The Kastle FX104 was both the shortest and narrowest ski in our test. How did it fare? Read on to find out…
Kastle FX 104
Defining tester quote: “Traditional Skier’s Ski”
Fun fact, Chris Davenport is part owner of Kastle. So it should come as little surprise that the iconic freeskier gets to build whatever he wants. The FX line was aimed squarely at his needs both in between the ropes and beyond. As a ski mountaineer, Chris often finds himself in situations where turn placement is paramount. A larger waisted flop stick will often not only be cumbersome but just plain dangerous in tight, technical situations. Hence, the largest ski in the FX line is the 104. How’d she fare around Jackson as a do-everything stick? Read on…
- Size: 184
- Tip: 132
- Mid: 104
- Tail: 123
- Weight: 5 pounds/ski
- Radius: 26
- Camber: Traditional Kastle claims an early rise tip however we’re calling this “traditional” as the early rise is extremely mild
- Taper: Moderate tip, mild tail
- Construction: Wood and Metal
- Flex: Medium/Stiff
- Testers: Joe, Hoff, Nelson
Summary This is an excellent traditional-style ski for a place that receives less than 350″ of snow a year or as a quiver ski for those living in a place like Jackson.
Buy if…You like the pop and rebound of a traditionally cambered ski. You like being in the snow more than on the snow. You fit the 184 size. You never ski backwards.
Look elsewhere if…This is your only ski and your mountain sees north of 350″ a year. You need a longer size. You slarve more than carve. You ski backwards.
This ski was tested by three skiers ranging in weight from 175-200lbs.
Would you buy this ski? Yes – 1 No – 2 (would buy in a longer size, other skier cited cost as too high)
Ski rating: 3.5
Kastle designed this ski for the traditionalists among us. Those who still value an aesthetic (fully completed) carved turn and laugh at the kids with the clown shoe 120+ waisted sticks noodling about on a chalk day. These are the types of skiers who like the power, pop and liveliness only camber can provide and don’t mind being *in* the snow, skiing a bit slower, on a powder day.
It came of little surprise this ski ripped hard pack better than most skis in the test. “It excels on groomers, wind-buff, chalky snow, spring-slush” said one tester. “Good rebound out of turns, the more you drive them the more lively they get” said another tester.
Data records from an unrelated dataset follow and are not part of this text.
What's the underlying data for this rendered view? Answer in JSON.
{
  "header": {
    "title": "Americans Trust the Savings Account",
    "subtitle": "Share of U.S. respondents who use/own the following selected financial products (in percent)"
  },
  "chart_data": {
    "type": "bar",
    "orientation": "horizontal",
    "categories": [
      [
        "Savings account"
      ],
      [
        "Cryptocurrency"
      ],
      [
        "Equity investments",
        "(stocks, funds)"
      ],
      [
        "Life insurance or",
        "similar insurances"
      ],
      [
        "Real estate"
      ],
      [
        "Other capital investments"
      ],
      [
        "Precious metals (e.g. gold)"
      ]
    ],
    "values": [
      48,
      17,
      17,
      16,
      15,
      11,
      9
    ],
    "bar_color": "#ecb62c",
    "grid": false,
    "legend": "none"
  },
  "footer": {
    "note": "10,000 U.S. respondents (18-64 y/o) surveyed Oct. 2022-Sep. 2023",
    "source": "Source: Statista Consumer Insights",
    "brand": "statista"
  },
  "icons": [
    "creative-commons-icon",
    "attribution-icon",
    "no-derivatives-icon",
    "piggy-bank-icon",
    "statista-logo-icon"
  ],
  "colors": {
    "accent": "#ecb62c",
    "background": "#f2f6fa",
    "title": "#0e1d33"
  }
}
With a longer radius and very little early rise it may have been the best groomer ski in the test. To add, with its traditionalist camber profile and two thin sheets of metal wrapping the core, the ski proved very predictable, damp and stable in variable conditions. The ski was on the stiffer end of the spectrum though hardly a plank. All three skiers commented on the ski having a good on snow feel.
Though on the shorter end, one tester noted it wasn’t the easiest ski to release the edge and vary your turn radius with which could be attributed to either the tune, flex and/or traditional camber. “I found myself making hop turns in steeper terrain where I’d likely be sliding a turn on more modern shapes”
When things got deep testers found themselves reverting back to more old school technique. Unweighting the ski more than rolling the base and “surfing” through turns. Considering the ski’s shape, again, this shouldn’t be a huge surprise. Was it not fun on a powder day? Well, our take is skiing powder is fun no matter what. This is just a different, often slower style of skiing that demands a little more attention. While we’d prefer something more like the Supernatural 115 or the Hoji as our “one ski quiver” for deeper days, the FX is hardly not-fun. Plus, lets be honest, powder days are more like powder hours these days. You’ll find yourself with a far more precise tool after the snow gets skied out than your buds on 120+ waisted Cadillacs.
As a backcountry tool, though it does have a ski clip, the ski is a bit on the heavy side at around 5 pounds. That said, the FX104 could be an excellent corn ski in the spring. For those looking to smash every powder stash in the side/backcountry there are better (lighter and more floaty) skis.
Our take is pretty simple. If you need a do everything ski for a place like Jackson and your friends have nicknames for you like “Old School” take a hard look at the FX104. That said, if I still lived on the front range of Colorado, I’d be highly considering the FX104 for a place like Winter Park, A-Basin, Loveland or similar. For Jackson, the FX104 is a great all-business no-frills compliment to any quiver for the skier who has a number of skis and needs something that’ll excel in harder conditions.